Neural Networks: From Fundamentals to Modern AI · Convolutional Neural Networks (CNN)

Pooling, feature maps, and dimension flow through the network

Convolutional Neural Networks (CNN)

Introduction

After convolutions comes aggregation — pooling reduces the spatial size of a feature map without learned parameters. The most popular variants are **max pooling** (takes the maximum from a 2×2 or 3×3 window) and **average pooling** (takes the mean).

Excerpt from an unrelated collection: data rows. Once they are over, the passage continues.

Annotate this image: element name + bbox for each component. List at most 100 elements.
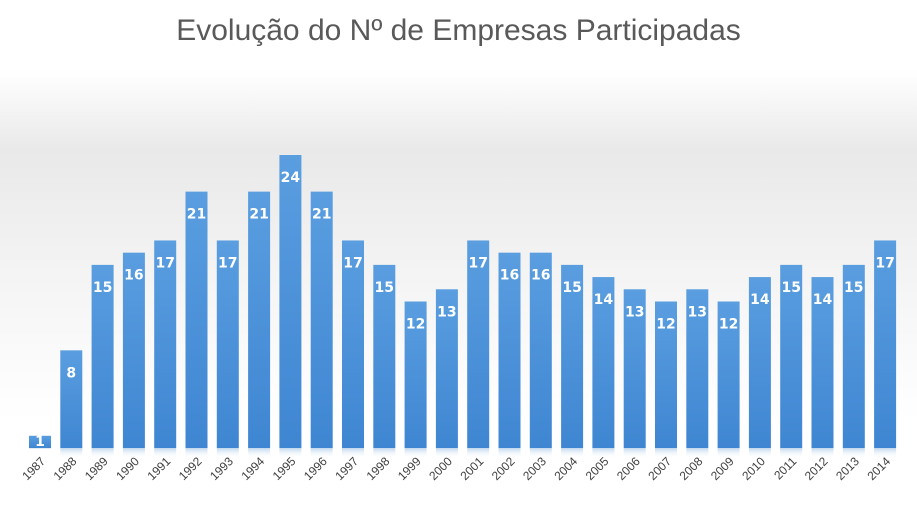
bar-reflection [874, 448, 897, 458]
bar-reflection [122, 448, 145, 458]
bar-reflection [717, 448, 740, 458]
x-tick-2002: 2002 [489, 454, 518, 483]
x-tick-2013: 2013 [833, 454, 862, 483]
bar-2009 [717, 301, 740, 448]
bar-1998 [373, 264, 396, 448]
bar-1989 [91, 264, 114, 448]
data-label-1989: 15 [93, 280, 112, 296]
bar-reflection [686, 448, 709, 458]
bar-reflection [185, 448, 208, 458]
bar-2005 [592, 277, 615, 448]
data-label-1991: 17 [155, 255, 174, 271]
bar-reflection [748, 448, 771, 458]
bar-reflection [248, 448, 271, 458]
data-label-2005: 14 [594, 292, 614, 308]
data-label-1992: 21 [187, 207, 206, 223]
data-label-2011: 15 [781, 280, 800, 296]
x-tick-1992: 1992 [176, 454, 205, 483]
data-label-1990: 16 [124, 268, 143, 284]
data-label-1997: 17 [343, 255, 362, 271]
x-tick-1997: 1997 [332, 454, 361, 483]
bars-layer [29, 155, 897, 458]
bar-2007 [655, 301, 677, 448]
bar-2004 [561, 264, 584, 448]
bar-2010 [748, 277, 771, 448]
bar-1995 [279, 155, 302, 448]
data-label-1994: 21 [249, 207, 268, 223]
x-tick-2006: 2006 [614, 454, 643, 483]
bar-1993 [216, 240, 239, 448]
bar-reflection [467, 448, 490, 458]
data-label-1998: 15 [375, 280, 394, 296]
data-label-2013: 15 [844, 280, 863, 296]
data-label-2014: 17 [875, 255, 894, 271]
data-label-2009: 12 [719, 317, 738, 333]
data-label-1996: 21 [312, 207, 331, 223]
x-tick-1999: 1999 [395, 454, 424, 483]
bar-reflection [561, 448, 584, 458]
bar-reflection [279, 448, 302, 458]
data-label-2012: 14 [813, 292, 833, 308]
bar-1990 [122, 252, 145, 448]
bar-reflection [310, 448, 333, 458]
x-tick-2009: 2009 [708, 454, 737, 483]
x-tick-2014: 2014 [864, 454, 893, 483]
bar-reflection [529, 448, 552, 458]
x-tick-1987: 1987 [19, 454, 48, 483]
x-tick-1996: 1996 [301, 454, 330, 483]
bar-1996 [310, 191, 333, 448]
bar-reflection [342, 448, 364, 458]
bar-1994 [248, 191, 271, 448]
bar-reflection [811, 448, 834, 458]
data-labels-layer: 1 8 15 16 17 21 17 21 24 21 17 15 12 13 17 16 16 15 14 13 12… [35, 170, 895, 450]
x-tick-2008: 2008 [677, 454, 706, 483]
data-label-1988: 8 [66, 365, 76, 381]
x-tick-1994: 1994 [238, 454, 267, 483]
bar-reflection [91, 448, 114, 458]
data-label-1995: 24 [281, 170, 301, 186]
x-tick-1995: 1995 [270, 454, 299, 483]
bar-reflection [592, 448, 615, 458]
x-tick-2007: 2007 [645, 454, 674, 483]
bar-2012 [811, 277, 834, 448]
bar-reflection [404, 448, 427, 458]
bar-reflection [655, 448, 677, 458]
x-tick-2012: 2012 [802, 454, 831, 483]
bar-1991 [154, 240, 177, 448]
x-tick-2001: 2001 [458, 454, 487, 483]
bar-1999 [404, 301, 427, 448]
data-label-1987: 1 [35, 434, 45, 450]
x-tick-2003: 2003 [520, 454, 549, 483]
bar-2000 [435, 289, 458, 448]
bar-reflection [29, 448, 51, 450]
bar-1987 [29, 435, 51, 448]
x-tick-2004: 2004 [551, 454, 580, 483]
data-label-2006: 13 [625, 304, 644, 320]
data-label-2007: 12 [656, 317, 675, 333]
x-tick-1990: 1990 [113, 454, 142, 483]
x-tick-2005: 2005 [583, 454, 612, 483]
bar-1988 [60, 350, 83, 448]
data-label-2001: 17 [468, 255, 487, 271]
bar-reflection [780, 448, 803, 458]
bar-2011 [780, 264, 803, 448]
bar-reflection [373, 448, 396, 458]
data-label-2002: 16 [500, 268, 519, 284]
x-tick-2000: 2000 [426, 454, 455, 483]
x-tick-1998: 1998 [364, 454, 393, 483]
x-tick-2010: 2010 [739, 454, 768, 483]
bar-reflection [623, 448, 646, 458]
data-label-1999: 12 [406, 317, 425, 333]
data-label-2000: 13 [437, 304, 456, 320]
x-tick-1989: 1989 [82, 454, 111, 483]
bar-reflection [154, 448, 177, 458]
bar-2001 [467, 240, 490, 448]
x-tick-1988: 1988 [51, 454, 80, 483]
chart-title: Evolução do Nº de Empresas Participadas [176, 14, 741, 47]
bar-reflection [842, 448, 865, 458]
x-tick-1993: 1993 [207, 454, 236, 483]
bar-1992 [185, 191, 208, 448]
bar-reflection [216, 448, 239, 458]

Each variant carries a different inductive bias: max answers "did this feature appear here?", and average answers "what is the average feature strength in this region?". Pooling serves several functions at once: it reduces the compute cost of later layers (quadratic FLOP reduction), widens the receptive field of every neuron deeper in the network, introduces partial translation invariance within the window, and acts as a form of regularization. This lesson systematically covers the math of pooling, its role in classical architectures (AlexNet, VGG), the slow retirement of max-pooling in favor of strided convolution in modern models (ResNet, ConvNeXt), the key role of **global average pooling** (Lin et al. "Network In Network" 2013) as the bridge between a feature map and the classifier, and the exact flow of dimensions (N, C, H, W) through a typical ImageNet network — from 224×224×3 to a 1000-logit vector, step by step.